Enchaînant sur ces propos, Yacine Bouaziz  explique qu’il faut d’abord changer la perception selon laquelle que ce sont les artistes le moteur du secteur culturel, affirmant   que «c’est le public qui est  au cœur du processus de l’industrie culturelle». Le conférencier met ainsi en exergue le fait que, contrairement  aux idées reçues, en Algérie, les expériences de ces dernières années démontrent que le public existe, et que, de facto, «si il y a un public cela signifie qu’il y a des clients, donc il y a toutes les raisons de croire que ce secteur peut se développer  et peut devenir rentable».  Il explique aussi  que ce qui intéresse un investisseur c’est de faire des bénéfices à partir de son investissement, et à partir du moment où il y a un public cela est possible,  des artistes et les conditions de base sont  là. Il manque juste un modèle économique efficace. Il souligne aussi, l’importance  de l’enjeu stratégique,  tant sur le plan politique que sur le plan économique, du secteur de la culture, en général, et du cinéma en particulier.
«Il devient crucial, aujourd’hui, que tout le monde doit se mettre autour d’une table pour travailler ensemble à ce nouveau modèle économique afin d’offrir au public une culture de qualité et surtout  algérienne» Le producteur insiste sur le fait que «c’est en consommant notre culture  que l’on peut  forger notre identité, car le danger aujourd’hui c’est que les Algériens sont bombardés  d’autres cultures du monde et la première victime est notre propre culture».  
Salem Brahimi, de son côté reviendra sur l’importance d’un plan stratégique pour la culture algérienne, en  mettant en exergue le fait  que la notion de souveraineté et omniprésente lorsqu’on parle d’économie. «Je ne vois pas comment on peut être souverains si  nos imaginaires sont capturés par d’autres, si nous modelons  nos esprits selon la narration que le autres nous imposent», dira-t-il.  «Nos parents nous ont donné l’indépendance, mais l’indépendance c’est quelque chose de continu.  La culture n’est pas juste  un divertissement,  c’est un véritable enjeu  stratégique pour une nation», a martelé le conférencier.  
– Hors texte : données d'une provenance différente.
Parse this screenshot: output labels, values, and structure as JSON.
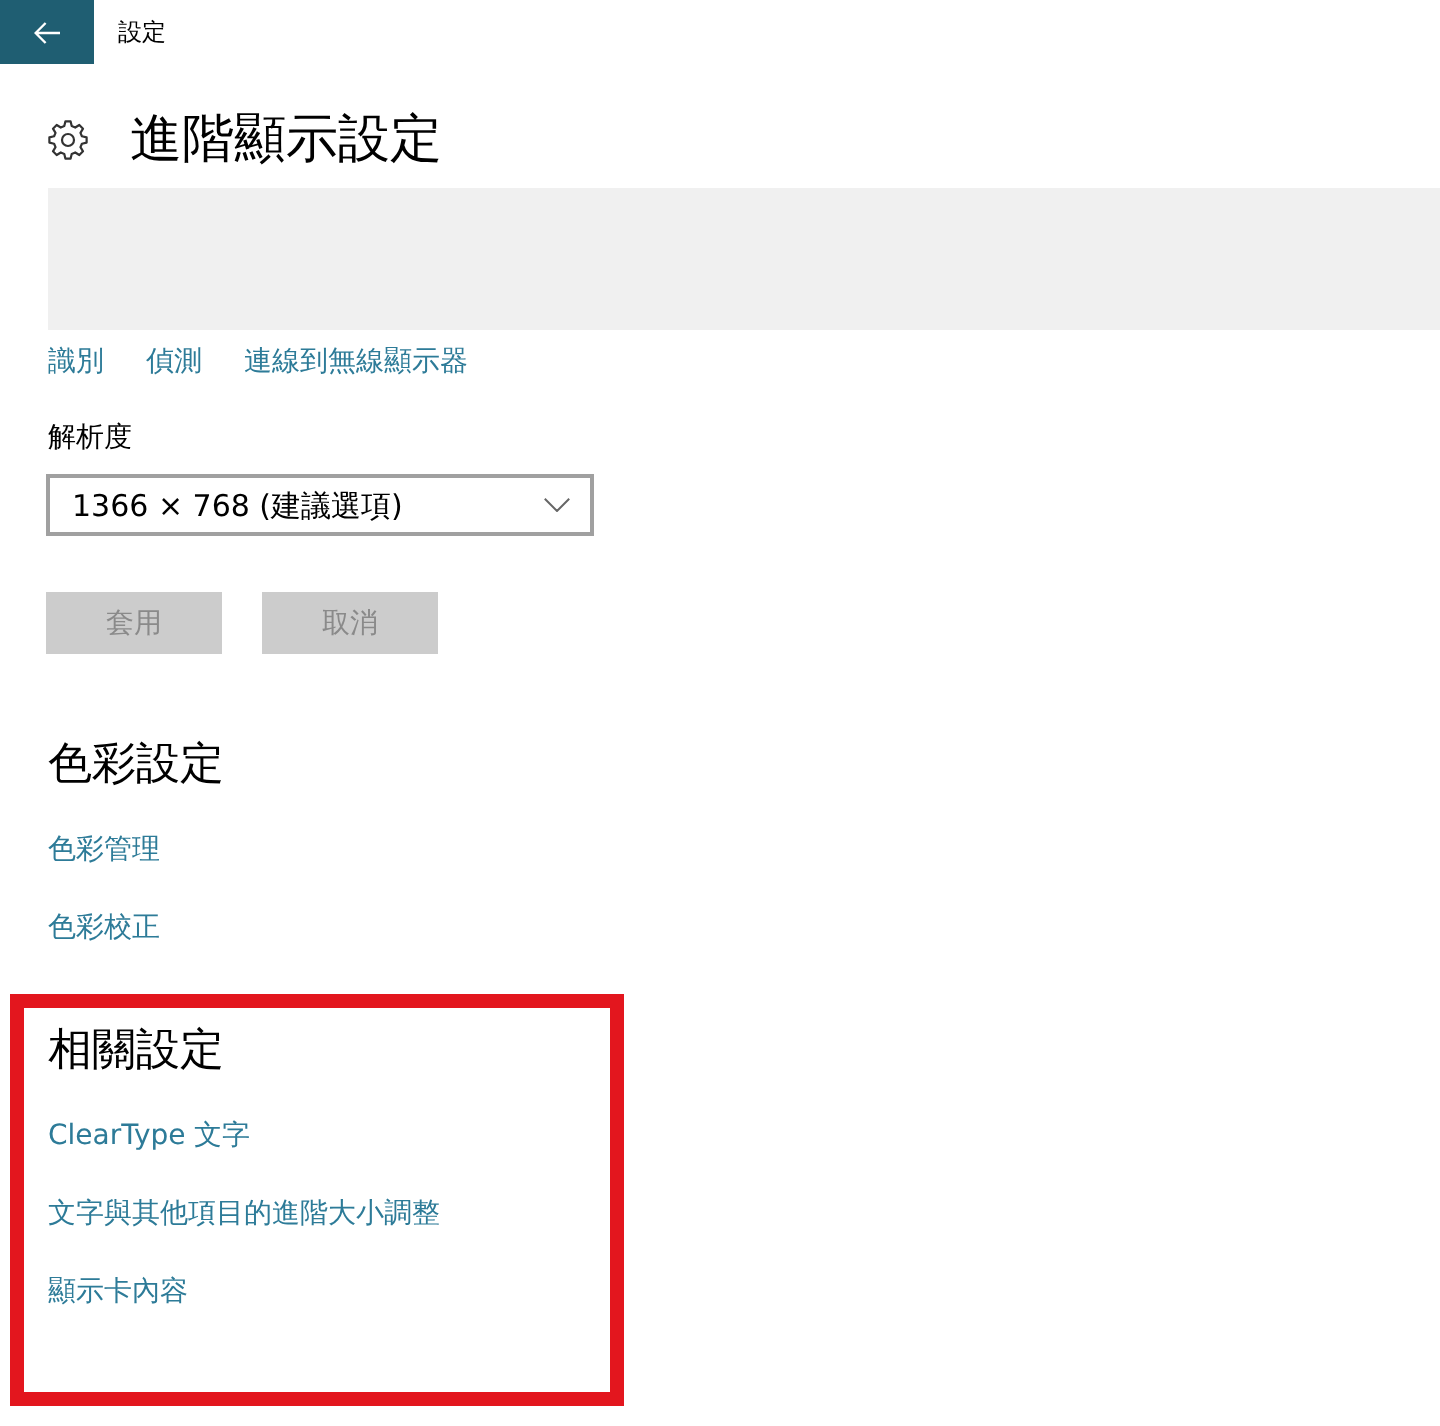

Il citera,  à titre d’exemple, l’expérience américaine, où c’est le ministère du Commerce qui publie des études concernant  le secteur cinématographique afin de montrer l’importance de ce secteur clef pour l’économie américaine. Il citera aussi les exemples d’autres  pays,  plus proches de la réalité algérienne, pour montrer que l’Algérie a tous les moyens et potentiels pour réussir pour peu que l’on «reboote le système à travers une véritable réflexion et  démarche d’entreprenariat  culturel», à l’instar des défis relevés par  les pays  scandinaves, la Corée du Sud et  de l’Iran, où «le cinéma et la culture sont devenus des outils  pour le soft power». «Des pays  qui  ont réussi à retrouver leur place dans le monde,  à travers la place  qu’occupe leur cinéma dans le monde,  tout en faisant des millions de dollars de bénéfices».